Monday 22 June 2020

Croats and Portuguese riot in Germany

I saw in the Guardian:
German authorities have expressed shock over a rampage of an “unprecedented scale” in the centre of Stuttgart, where hundreds of partygoers ran riot overnight and into Sunday, breaking shop windows, plundering and attacking police.

Two dozen people, half of them German nationals, were provisionally arrested and police reported 19 officers hurt. “They were unbelievable scenes that have left me speechless. In my 46 years of police service, I have never experienced this,” said the Stuttgart police chief, Franz Lutz.
Tensions built up shortly after midnight when officers carried out checks on a 17-year-old German man suspected of using drugs, said Stuttgart’s deputy police chief, Thomas Berger.

...At the height of the clashes, some 400 to 500 people joined in the battle against police officers and rescue workers.

As officers pushed back against the crowd, they broke up into small groups, carrying on their rampage around the city centre, breaking shop windows and looting stores along nearby Königstraße, a major shopping street.

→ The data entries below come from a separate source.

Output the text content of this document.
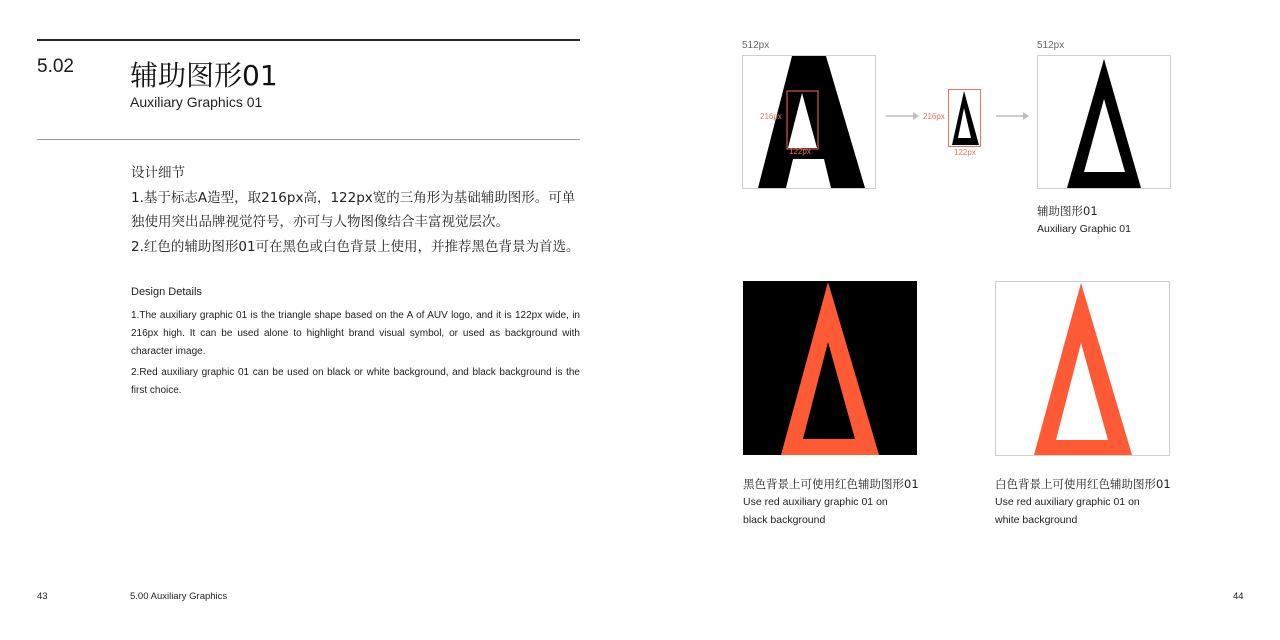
5.02 辅助图形01
Auxiliary Graphics 01
设计细节
1.基于标志A造型，取216px高，122px宽的三角形为基础辅助图形。可单
独使用突出品牌视觉符号，亦可与人物图像结合丰富视觉层次。
2.红色的辅助图形01可在黑色或白色背景上使用，并推荐黑色背景为首选。
Design Details

1.The auxiliary graphic 01 is the triangle shape based on the A of AUV logo, and it is 122px wide, in 216px high. It can be used alone to highlight brand visual symbol, or used as background with character image.

2.Red auxiliary graphic 01 can be used on black or white background, and black background is the first choice.

43	5.00 Auxiliary Graphics	44
512px
216px
122px
216px
122px
512px
辅助图形01
Auxiliary Graphic 01
黑色背景上可使用红色辅助图形01
Use red auxiliary graphic 01 on
black background
白色背景上可使用红色辅助图形01
Use red auxiliary graphic 01 on
white background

Half the people arrested were German nationals and, asked about the nationalities of the 12 non-Germans who were detailed, the police said they came from a range of countries, from Croatia and Portugal to Afghanistan and Somalia. 

But are the Stuttgart police and the Guardian telling us the whole story?

Elsewhere on the net I found the AfD blaming the “civil war” in Stuttgart on the massive influx of migrants to the city, noting that 

It is no coincidence that it hit a city with a 44 per cent migrant population. Without a political paradigm shift, such scenes will repeat themselves in Stuttgart and in other German cities. What we need is consistently controlled immigration, more police and a crackdown on the judiciary against such criminals. 
My suspicion is that ethnic Germans, Croats and Portuguese might not be the majority of the rioters.

Clues are found in the Deutsche Welle account. DW spoke to a bystander called Yussef. 

When asked where the "rage" came from, Yussef explains that many of the young people involved in the clashes, particularly people of color, feel they're too often regarded as suspects by police.

The tensions have become particularly raw in light of the protests against police brutality that launched in the United States.